I was in a bank robbery that threw my life into a years-long tailspin. I wrote about it in this magazine once before. I couldn't shake the psychic terror, couldn't leave the house. My doctor prescribed an anti-anxiety drug called Paxil, and within months I was back to normal. Then normal stopped being so normal. I couldn't stop talking, or thinking, or being awake. I heard music that wasn't there. I'd go to bed at 11 and wake up two hours later ready to start the day. I lived on watermelon. I dropped enough weight that compared to me, the Olsen twins looked morbidly obese.
My husband was living his own nightmare at the time, battling the depression that came after losing his father, tethered to three jobs he despised, watching his wife become a shell of my former self. Full-blown mania - a fine-print side effect of Paxil - feels pretty damn good, at least for awhile. I understood God and the true meaning of love. I felt rapture and bliss.
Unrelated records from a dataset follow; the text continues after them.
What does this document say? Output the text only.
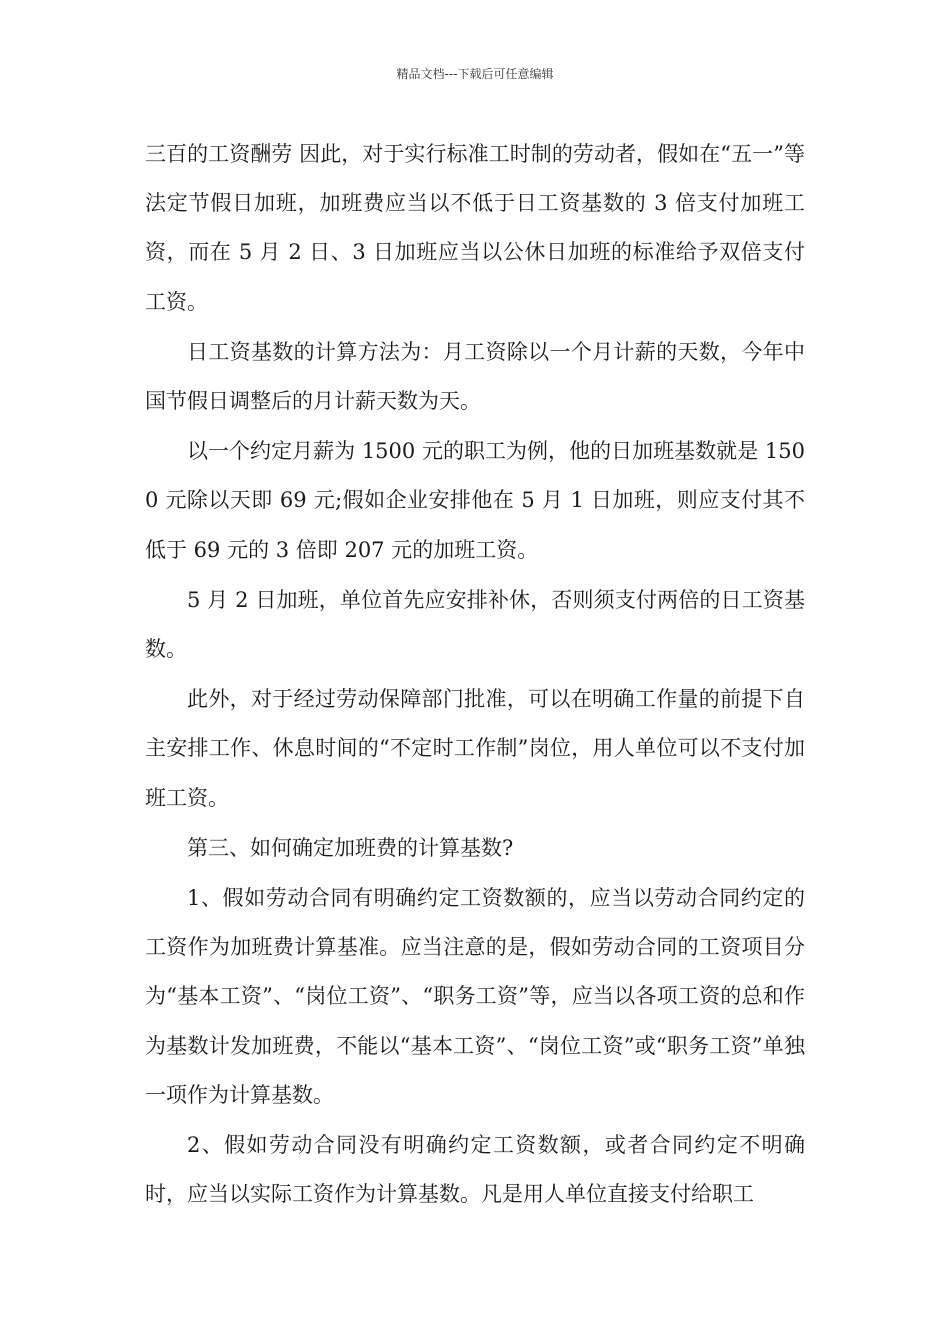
精品文档---下载后可任意编辑

三百的工资酬劳 因此，对于实行标准工时制的劳动者，假如在“五一”等法定节假日加班，加班费应当以不低于日工资基数的 3 倍支付加班工资，而在 5 月 2 日、3 日加班应当以公休日加班的标准给予双倍支付工资。

日工资基数的计算方法为：月工资除以一个月计薪的天数，今年中国节假日调整后的月计薪天数为天。

以一个约定月薪为 1500 元的职工为例，他的日加班基数就是 1500 元除以天即 69 元;假如企业安排他在 5 月 1 日加班，则应支付其不低于 69 元的 3 倍即 207 元的加班工资。

5 月 2 日加班，单位首先应安排补休，否则须支付两倍的日工资基数。

此外，对于经过劳动保障部门批准，可以在明确工作量的前提下自主安排工作、休息时间的“不定时工作制”岗位，用人单位可以不支付加班工资。

第三、如何确定加班费的计算基数?

1、假如劳动合同有明确约定工资数额的，应当以劳动合同约定的工资作为加班费计算基准。应当注意的是，假如劳动合同的工资项目分为“基本工资”、“岗位工资”、“职务工资”等，应当以各项工资的总和作为基数计发加班费，不能以“基本工资”、“岗位工资”或“职务工资”单独一项作为计算基数。

2、假如劳动合同没有明确约定工资数额，或者合同约定不明确时，应当以实际工资作为计算基数。凡是用人单位直接支付给职工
I stopped denying that something was very wrong when I cut my own hair.
The doctor yanked me off Paxil, but had to eschew the weaning process, thus plunging me into a depression I'd only wish on Al Qaeda. Things got ugly fast and it consumed me. By the time the holidays came, my marriage was broken (I bought Nick a suitcase that Christmas), my mother was sick, and the news portended a millennium terrorist plot to blow up Los Angeles International Airport.
In my darkness, it was obvious to me that I was not Y2K compliant. I wanted out, and living on the 17th floor would make that pretty easy. I had a date, a time, a plan, and lo and behold, an angel on my shoulder who convinced me to check into a hospital where among other things, I learned to cut dry-baked chicken with a plastic fork. I was lucky. It wasn't bipolar disease or manic depression; just a long strange trip that left me with a bruised ego and an acquired vigilance against stress.
After three months apart, Nick and I went into marriage counseling and found ourselves and each other in a new relationship far deeper than we ever could have attained otherwise. Mom died quickly and peacefully, the FBI foiled the terrorist plot and LAX is still standing.
This year, I don't have a list of stupid goals I'll never accomplish. I just have one, and that is to do everything I can so that next year, when I'm done mocking the stupid, phony holidays, I'll still be here - alone at my dining room table, my dog at my feet, my husband snoring in bed, my cats running around as fast as they can for no reason at all - and I can watch the sun rise over Los Angeles and know that yes, it is indeed a pretty wonderful life.